Yaitu dimulai dengan kitab 'Aqidat al-'Awamm (Akidat Kaum Awam), diteruskan
dengan Bad' al-Amal (Pangkal Berbagai Cita) atau Jawharat al-Tauhid (Pertama
Tauhid), mungkin juga dengan kitab Al-Sanusiyyah (disebut demikian karena
dikarang oleh seseorang bernama al-Sanusi).
Disamping itu, sesungguhnya Ilmu Kalam
tidak sama sekali bebas dari kontroversi atau sikap-sikap pro dan kontra, baik
mengenai isinya, metodologinya, maupun klaim-klaimnya.

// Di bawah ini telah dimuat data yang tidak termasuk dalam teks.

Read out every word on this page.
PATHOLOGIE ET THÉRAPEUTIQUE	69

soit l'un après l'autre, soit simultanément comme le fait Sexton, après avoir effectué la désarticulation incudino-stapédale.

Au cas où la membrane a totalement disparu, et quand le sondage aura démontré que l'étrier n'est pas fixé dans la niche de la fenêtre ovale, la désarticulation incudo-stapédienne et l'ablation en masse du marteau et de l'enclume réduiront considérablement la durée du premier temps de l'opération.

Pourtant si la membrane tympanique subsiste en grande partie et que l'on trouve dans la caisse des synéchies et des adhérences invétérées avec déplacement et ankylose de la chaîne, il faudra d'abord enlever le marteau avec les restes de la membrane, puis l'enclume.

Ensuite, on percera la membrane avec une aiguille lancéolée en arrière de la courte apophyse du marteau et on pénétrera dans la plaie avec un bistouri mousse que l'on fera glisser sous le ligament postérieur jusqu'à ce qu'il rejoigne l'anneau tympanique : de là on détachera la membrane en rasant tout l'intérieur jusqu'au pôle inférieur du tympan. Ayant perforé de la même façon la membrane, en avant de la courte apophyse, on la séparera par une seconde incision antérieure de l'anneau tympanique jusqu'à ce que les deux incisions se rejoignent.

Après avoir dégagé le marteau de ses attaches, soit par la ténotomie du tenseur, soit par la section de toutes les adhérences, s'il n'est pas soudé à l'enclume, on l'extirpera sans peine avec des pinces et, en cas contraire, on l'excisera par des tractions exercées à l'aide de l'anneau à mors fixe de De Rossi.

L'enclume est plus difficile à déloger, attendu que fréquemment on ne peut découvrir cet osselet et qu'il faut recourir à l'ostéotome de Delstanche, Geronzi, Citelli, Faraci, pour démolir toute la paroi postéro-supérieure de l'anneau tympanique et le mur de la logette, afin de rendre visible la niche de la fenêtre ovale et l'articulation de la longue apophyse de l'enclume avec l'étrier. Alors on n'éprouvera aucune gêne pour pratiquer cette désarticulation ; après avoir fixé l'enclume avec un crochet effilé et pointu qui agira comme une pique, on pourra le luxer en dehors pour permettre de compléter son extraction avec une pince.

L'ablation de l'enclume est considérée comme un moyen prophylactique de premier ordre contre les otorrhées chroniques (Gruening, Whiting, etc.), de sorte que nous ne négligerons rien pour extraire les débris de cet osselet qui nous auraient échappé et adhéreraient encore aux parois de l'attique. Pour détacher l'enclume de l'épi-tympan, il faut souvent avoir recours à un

Karena itu penting
sekali mengerti secukupnya ilmu ini, agar terjadi pemahaman agama yang lebih
seimbang.
Pertumbuhan Ilmu Kalam
Sama halnya dengan disiplin-disiplin
keilmuan Islam lainnya, Ilmu Kalam juga tumbuh beberapa abad setelah wafat
Nabi. Tetapi lebih dari disiplin-disiplin keilmuan Islam lainnya, Ilmu Kalam
sangat erat terkait dengan skisme dalam Islam. Karena itu dalam penelusurannya
ke belakang, kita akan sampai kepada peristiwa pembunuhan 'Utsman Ibn 'Aff'an,
Khalifah III. Peristiwa menyedihkan dalam sejarah Islam yang sering dinamakan
al-Fitnat al-Kubra (Fitnah Besar), sebagaimana telah banyak dibahas, merupakan
pangkal pertumbuhan masyarakat (dan agama) Islam di berbagai bidang, khususnya
bidang-bidang politik, sosial dan paham keagamaan. Maka Ilmu Kalam sebagai
suatu bentuk pengungkapan dan penalaran paham keagamaan juga hampir secara
langsung tumbuh dengan bertitik tolak dari Fitnah Besar itu.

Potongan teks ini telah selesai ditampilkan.